Clinton is already well known as a destination for its antiques retail cluster. Complementary shopping opportunities will bring a stronger foundation to local retail as well as attracting visitors. There are several “niches” that complement the antiques services: Arts and Crafts; Food-for-the Home; and Recreation Services.
THE OPPORTUNITY TREND
Small towns excel at providing authentic experiences. Visitors can easily connect with culture, history and a sense of place all in a walkable-sized package in a small town. International travellers are starting to make rural communities a destination must, seeking out local artists, authentic foods and hidden gems rather than famous sites. The buzz in urban planning (placemaking, walkability, public spaces) are what small towns are all about. Plus, it is easier for a niche retailer to get involved and make a difference, and a smaller project can make a bigger splash.
RETAIL SALES ARE THRIVING
Retail sales in BC were $71 billion in 2015, which works out to per capita expenditures of about $15,000 annually (BC Stats 2016). For the Clinton area alone that amounts to a market of $45 million, not accounting for visitor purchases. The visitor market potential easily surpasses the local trade sector. The antique stores are a good example of a destination cluster that draws from far afield and does not rely on a local market.

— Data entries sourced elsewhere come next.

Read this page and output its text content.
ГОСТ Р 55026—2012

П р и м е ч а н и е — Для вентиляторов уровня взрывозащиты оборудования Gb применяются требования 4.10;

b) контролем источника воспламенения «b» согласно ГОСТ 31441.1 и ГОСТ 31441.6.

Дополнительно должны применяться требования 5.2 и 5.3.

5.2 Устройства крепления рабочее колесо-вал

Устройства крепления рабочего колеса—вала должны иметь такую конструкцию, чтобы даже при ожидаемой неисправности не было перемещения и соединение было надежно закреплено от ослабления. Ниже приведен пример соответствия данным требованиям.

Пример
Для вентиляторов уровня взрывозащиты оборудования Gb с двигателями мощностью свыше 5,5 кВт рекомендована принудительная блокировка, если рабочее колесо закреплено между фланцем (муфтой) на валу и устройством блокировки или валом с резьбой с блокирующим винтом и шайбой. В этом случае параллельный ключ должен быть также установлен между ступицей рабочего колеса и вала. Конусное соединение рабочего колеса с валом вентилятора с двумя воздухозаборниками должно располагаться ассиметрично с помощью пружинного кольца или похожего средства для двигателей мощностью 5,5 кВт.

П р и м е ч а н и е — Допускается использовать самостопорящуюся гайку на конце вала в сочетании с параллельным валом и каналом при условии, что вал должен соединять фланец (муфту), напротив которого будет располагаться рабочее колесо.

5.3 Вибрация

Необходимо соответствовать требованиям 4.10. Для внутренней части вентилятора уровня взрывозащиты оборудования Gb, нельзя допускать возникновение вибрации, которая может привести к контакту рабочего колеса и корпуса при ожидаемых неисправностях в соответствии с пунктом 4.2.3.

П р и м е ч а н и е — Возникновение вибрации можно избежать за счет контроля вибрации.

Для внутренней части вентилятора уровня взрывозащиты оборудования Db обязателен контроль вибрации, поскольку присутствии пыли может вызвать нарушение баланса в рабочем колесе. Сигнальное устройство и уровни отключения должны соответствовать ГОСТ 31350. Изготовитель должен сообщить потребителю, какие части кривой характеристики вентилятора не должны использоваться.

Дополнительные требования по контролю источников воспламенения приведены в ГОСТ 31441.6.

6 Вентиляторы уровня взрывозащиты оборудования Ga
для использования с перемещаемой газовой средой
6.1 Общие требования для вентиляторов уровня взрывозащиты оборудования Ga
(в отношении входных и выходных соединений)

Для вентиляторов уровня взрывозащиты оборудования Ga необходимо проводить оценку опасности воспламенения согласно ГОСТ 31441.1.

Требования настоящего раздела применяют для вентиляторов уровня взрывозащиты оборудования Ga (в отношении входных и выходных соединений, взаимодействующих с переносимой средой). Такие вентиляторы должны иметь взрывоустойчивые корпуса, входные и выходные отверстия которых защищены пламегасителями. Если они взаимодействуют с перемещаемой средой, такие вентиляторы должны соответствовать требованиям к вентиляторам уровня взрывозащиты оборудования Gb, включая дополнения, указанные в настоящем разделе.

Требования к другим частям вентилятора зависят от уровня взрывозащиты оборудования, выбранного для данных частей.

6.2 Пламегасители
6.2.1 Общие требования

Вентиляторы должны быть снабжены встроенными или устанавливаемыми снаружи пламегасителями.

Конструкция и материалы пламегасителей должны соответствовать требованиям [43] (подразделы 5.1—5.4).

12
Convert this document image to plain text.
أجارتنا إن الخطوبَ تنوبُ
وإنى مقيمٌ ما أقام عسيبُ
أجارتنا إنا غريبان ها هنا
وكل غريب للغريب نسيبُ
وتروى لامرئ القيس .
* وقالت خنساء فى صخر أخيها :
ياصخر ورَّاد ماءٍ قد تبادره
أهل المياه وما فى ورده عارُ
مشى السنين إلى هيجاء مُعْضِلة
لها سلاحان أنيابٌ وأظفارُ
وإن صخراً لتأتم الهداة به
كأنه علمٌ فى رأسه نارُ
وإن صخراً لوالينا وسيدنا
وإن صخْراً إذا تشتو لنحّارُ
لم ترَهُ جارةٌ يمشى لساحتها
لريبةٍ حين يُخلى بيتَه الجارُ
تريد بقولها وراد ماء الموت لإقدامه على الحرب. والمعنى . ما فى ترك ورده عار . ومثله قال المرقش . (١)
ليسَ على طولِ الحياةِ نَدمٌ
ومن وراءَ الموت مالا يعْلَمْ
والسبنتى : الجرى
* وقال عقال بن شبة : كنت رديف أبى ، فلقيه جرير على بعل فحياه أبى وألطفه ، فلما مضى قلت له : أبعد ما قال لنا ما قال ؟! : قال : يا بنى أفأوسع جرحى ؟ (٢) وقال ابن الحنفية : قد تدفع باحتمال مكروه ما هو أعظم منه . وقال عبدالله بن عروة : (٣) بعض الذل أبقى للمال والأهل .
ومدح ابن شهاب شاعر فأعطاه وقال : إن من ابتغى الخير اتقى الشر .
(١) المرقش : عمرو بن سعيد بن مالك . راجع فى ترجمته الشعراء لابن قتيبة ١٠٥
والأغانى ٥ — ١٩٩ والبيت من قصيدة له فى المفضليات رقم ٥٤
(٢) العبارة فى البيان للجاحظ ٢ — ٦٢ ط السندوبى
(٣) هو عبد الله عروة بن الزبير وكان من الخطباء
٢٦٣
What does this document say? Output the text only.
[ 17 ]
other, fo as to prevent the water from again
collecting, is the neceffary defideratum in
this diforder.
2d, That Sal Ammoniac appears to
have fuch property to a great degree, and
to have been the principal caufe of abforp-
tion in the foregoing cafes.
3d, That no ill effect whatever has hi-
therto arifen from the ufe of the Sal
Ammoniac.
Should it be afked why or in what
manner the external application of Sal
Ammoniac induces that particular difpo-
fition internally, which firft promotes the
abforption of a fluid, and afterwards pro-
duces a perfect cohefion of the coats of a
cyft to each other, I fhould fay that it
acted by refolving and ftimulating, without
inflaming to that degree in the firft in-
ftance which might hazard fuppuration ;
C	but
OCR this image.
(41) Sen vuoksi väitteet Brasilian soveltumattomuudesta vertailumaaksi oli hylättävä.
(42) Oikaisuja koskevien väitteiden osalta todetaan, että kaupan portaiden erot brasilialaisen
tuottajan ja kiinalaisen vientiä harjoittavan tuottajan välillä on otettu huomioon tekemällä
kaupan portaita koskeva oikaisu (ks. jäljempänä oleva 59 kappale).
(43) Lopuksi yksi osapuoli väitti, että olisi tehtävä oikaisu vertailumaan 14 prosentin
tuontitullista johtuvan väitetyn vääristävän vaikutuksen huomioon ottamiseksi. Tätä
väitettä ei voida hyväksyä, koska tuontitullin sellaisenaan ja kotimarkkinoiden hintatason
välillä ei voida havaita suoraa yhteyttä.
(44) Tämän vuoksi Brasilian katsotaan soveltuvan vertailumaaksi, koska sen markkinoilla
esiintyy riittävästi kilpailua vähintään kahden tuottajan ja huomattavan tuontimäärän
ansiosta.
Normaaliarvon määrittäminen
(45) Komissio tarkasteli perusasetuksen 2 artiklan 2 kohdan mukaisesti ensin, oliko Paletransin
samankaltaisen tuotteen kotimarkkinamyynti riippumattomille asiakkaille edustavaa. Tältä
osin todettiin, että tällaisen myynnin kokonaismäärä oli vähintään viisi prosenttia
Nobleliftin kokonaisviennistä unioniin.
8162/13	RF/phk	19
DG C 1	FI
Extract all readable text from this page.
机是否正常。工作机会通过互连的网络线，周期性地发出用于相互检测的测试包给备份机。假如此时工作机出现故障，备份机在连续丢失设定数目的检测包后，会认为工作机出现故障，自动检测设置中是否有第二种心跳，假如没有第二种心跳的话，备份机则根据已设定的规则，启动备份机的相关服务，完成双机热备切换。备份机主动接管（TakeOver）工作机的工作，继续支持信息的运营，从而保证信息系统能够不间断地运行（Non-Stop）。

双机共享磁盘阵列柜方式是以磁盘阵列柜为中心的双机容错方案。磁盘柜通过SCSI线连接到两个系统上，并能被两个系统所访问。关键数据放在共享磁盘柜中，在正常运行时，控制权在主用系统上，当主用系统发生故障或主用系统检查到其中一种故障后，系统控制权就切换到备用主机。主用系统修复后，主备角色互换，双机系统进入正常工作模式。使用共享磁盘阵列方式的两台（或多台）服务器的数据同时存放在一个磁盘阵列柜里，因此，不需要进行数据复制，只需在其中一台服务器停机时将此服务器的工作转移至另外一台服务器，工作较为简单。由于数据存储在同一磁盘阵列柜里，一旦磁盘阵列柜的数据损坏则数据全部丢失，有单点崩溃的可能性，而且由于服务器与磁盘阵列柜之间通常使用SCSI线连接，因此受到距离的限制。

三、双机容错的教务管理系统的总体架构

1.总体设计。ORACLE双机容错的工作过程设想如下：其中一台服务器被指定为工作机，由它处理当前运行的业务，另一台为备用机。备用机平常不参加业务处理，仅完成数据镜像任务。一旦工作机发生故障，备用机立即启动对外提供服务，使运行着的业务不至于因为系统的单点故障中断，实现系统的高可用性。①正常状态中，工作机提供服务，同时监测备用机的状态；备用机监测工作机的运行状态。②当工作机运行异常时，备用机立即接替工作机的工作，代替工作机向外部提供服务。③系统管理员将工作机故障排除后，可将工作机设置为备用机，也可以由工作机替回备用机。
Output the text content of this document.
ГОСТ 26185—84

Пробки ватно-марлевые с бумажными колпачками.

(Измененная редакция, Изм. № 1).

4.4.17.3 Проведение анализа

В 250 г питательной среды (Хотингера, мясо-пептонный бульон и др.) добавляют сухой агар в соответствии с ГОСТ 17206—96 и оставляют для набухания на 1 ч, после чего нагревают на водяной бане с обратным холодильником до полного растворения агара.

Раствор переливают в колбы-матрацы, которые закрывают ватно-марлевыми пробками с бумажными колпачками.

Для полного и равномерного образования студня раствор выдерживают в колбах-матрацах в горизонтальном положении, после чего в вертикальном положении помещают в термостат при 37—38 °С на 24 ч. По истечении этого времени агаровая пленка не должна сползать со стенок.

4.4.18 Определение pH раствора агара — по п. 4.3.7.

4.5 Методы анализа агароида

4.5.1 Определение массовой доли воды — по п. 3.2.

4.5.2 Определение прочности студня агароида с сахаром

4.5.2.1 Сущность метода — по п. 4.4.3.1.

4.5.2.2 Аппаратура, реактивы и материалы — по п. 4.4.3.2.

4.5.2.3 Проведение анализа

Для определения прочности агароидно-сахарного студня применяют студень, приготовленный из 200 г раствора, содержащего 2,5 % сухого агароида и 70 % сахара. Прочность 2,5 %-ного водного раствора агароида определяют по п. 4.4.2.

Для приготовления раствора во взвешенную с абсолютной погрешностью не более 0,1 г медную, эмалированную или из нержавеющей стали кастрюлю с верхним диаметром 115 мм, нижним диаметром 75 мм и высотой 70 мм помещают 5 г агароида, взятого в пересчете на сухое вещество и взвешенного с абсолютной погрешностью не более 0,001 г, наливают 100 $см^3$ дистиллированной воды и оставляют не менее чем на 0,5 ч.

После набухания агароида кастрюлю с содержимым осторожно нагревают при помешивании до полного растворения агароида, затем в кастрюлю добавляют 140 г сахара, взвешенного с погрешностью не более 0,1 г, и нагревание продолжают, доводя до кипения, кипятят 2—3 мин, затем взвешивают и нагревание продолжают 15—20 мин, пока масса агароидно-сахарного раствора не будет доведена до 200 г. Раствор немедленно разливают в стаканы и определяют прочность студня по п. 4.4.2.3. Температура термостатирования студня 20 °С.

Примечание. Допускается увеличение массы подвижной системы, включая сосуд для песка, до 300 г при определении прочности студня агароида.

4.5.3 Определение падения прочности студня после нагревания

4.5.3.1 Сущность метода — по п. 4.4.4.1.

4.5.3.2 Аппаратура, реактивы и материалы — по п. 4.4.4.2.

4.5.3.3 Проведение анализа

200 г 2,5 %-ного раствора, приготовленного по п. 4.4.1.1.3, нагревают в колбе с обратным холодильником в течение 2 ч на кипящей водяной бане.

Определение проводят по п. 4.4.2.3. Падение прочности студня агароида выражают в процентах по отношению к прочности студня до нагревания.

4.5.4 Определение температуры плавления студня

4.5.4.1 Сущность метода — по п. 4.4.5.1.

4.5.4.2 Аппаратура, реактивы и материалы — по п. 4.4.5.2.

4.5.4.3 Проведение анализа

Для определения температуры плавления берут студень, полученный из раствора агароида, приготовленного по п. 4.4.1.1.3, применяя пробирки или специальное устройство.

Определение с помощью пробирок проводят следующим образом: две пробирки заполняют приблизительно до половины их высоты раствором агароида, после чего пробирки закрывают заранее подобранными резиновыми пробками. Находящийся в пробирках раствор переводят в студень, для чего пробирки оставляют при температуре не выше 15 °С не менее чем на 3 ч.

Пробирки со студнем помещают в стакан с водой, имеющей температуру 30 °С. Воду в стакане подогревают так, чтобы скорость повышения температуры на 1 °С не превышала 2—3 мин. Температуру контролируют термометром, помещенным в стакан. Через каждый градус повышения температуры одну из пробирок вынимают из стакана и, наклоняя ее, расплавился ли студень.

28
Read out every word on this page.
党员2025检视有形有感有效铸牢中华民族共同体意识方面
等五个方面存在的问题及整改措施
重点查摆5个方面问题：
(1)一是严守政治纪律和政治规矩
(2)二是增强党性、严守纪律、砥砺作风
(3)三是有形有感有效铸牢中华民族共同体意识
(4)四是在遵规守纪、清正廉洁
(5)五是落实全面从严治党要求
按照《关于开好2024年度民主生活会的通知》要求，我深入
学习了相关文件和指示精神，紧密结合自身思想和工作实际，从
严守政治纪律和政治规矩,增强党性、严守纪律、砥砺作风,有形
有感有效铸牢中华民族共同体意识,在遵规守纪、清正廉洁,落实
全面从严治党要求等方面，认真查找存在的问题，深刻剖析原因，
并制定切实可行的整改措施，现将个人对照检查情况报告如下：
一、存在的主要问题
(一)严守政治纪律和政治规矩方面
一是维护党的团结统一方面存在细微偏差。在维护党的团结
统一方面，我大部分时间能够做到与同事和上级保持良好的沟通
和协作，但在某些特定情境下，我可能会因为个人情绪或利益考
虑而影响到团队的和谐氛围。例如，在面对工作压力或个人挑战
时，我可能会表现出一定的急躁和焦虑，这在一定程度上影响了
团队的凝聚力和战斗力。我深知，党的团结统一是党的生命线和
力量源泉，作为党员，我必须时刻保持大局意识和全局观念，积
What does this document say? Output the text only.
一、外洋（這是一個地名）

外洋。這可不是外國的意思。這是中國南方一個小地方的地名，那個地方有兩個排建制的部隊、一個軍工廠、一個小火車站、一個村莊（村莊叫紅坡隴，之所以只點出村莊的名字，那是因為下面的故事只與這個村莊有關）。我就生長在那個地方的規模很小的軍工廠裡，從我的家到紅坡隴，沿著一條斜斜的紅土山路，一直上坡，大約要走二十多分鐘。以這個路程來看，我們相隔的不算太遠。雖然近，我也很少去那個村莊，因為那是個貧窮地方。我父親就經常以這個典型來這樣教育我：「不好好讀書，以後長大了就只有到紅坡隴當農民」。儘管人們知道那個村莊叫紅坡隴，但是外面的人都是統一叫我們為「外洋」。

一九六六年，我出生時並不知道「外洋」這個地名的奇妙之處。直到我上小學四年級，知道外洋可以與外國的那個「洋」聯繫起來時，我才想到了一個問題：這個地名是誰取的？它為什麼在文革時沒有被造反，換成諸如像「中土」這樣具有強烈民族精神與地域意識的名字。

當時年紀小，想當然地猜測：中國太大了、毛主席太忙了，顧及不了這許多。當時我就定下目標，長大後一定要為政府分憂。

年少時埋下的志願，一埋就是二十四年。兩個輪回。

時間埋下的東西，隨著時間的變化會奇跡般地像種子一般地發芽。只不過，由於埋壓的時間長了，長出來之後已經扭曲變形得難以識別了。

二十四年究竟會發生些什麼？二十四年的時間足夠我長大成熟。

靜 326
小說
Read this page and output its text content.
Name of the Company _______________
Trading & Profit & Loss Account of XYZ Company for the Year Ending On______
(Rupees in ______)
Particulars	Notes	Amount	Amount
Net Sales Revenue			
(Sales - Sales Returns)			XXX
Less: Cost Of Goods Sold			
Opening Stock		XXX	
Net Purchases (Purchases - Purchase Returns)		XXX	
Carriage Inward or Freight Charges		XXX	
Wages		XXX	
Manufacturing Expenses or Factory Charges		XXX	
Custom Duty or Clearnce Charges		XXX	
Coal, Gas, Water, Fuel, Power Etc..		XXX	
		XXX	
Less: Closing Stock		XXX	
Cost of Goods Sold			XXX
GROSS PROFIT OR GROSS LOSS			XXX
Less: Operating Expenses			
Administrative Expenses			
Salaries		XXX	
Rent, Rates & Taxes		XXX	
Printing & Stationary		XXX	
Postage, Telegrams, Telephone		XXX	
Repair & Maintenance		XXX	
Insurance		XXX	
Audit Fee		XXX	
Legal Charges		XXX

STABLE WITH ROOM FOR GROWTH
For a community like Clinton the fact remains that the economic and employment base is very stable and has remained virtually unchanged in recent years. In 2001, 10.4 percent of the labour force was in retail; in 2011 it was 10.1 percent. This means that despite the underlying challenges facing the retail industry (online shopping, big box stores), local businesses are adapting and surviving.
NICHE RETAIL IS PROFITABLE
The success rate within the niche marketplace is healthy. For general retail stores (NACIS 453999) in 2012, 72 percent of businesses were profitable with averaging revenues of $460,000 annually. For retail bakeries (NACIS 311811) approximately 70 percent were profitable in 2012, with the profitable firms generating average revenues of $540,000 per year.